L'état de santé peut exercer une influence sur
les performances économiques également par des canaux plus
indirects. D'après Bloom et Canning (2000), une meilleure santé
et une espérance de vie plus longue sont autant d'incitations à
investir dans l'éducation, dont les rendements sont alors
mécaniquement plus élevés. DEL ROSSO et MAREK (1996),
s'appuyant sur l'expérience d'un grand nombre de projets menés
par la Banque Mondiale, en Afrique et ailleurs, montrent que les conditions de
nutrition et de santé des enfants améliorent les taux de
scolarisation et les résultats scolaires et réduisent
l'absentéisme des enfants à l'école.

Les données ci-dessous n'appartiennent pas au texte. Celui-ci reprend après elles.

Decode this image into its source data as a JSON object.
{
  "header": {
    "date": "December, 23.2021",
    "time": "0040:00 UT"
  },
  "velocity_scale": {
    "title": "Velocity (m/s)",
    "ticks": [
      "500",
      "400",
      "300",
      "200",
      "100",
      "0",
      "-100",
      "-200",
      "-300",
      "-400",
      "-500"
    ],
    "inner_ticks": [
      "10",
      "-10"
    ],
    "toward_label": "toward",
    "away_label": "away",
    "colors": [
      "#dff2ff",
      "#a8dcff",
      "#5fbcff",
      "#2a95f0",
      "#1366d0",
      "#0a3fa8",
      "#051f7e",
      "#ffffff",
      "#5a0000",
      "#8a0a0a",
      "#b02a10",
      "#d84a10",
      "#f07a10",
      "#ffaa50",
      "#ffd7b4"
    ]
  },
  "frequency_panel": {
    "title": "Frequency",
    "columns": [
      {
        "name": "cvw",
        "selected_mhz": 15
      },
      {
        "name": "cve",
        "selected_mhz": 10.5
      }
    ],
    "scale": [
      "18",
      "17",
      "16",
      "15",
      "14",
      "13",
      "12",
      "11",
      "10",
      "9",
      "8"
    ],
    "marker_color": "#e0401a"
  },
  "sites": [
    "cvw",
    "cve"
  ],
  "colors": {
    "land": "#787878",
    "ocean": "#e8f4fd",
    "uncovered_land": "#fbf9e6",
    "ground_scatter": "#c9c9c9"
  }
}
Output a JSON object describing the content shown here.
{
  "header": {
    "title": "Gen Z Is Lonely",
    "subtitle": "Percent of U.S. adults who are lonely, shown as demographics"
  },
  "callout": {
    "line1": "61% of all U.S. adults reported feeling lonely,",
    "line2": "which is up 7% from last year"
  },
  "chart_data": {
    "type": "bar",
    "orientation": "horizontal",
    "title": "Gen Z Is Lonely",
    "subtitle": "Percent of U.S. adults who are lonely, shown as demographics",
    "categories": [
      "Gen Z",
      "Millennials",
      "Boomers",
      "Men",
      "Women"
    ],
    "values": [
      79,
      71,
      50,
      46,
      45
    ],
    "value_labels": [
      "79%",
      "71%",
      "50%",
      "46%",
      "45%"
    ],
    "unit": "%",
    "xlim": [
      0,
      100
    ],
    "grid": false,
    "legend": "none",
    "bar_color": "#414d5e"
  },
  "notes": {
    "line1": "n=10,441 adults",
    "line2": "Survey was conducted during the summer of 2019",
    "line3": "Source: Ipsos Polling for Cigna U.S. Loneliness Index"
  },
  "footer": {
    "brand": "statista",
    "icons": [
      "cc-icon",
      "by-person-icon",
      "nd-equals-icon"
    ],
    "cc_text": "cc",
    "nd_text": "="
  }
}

Un autre exemple de
ce lien entre santé et éducation est fourni par MIGUEL et KREMER
(2004), qui ont montré à partir d'une évaluation
randomisée menée au Kenya que l'administration de vermifuges aux
enfants pouvait constituer une action efficace pour l'amélioration et le
rendement du système scolaire.
D'autres canaux ont été étudiés.
BLOOM et CANNING (2000) indiquent qu'une plus grande longévité
conduit à un accroissement de l'épargne, nécessaire pour
couvrir les besoins des individus au-delà de l'âge de la retraite.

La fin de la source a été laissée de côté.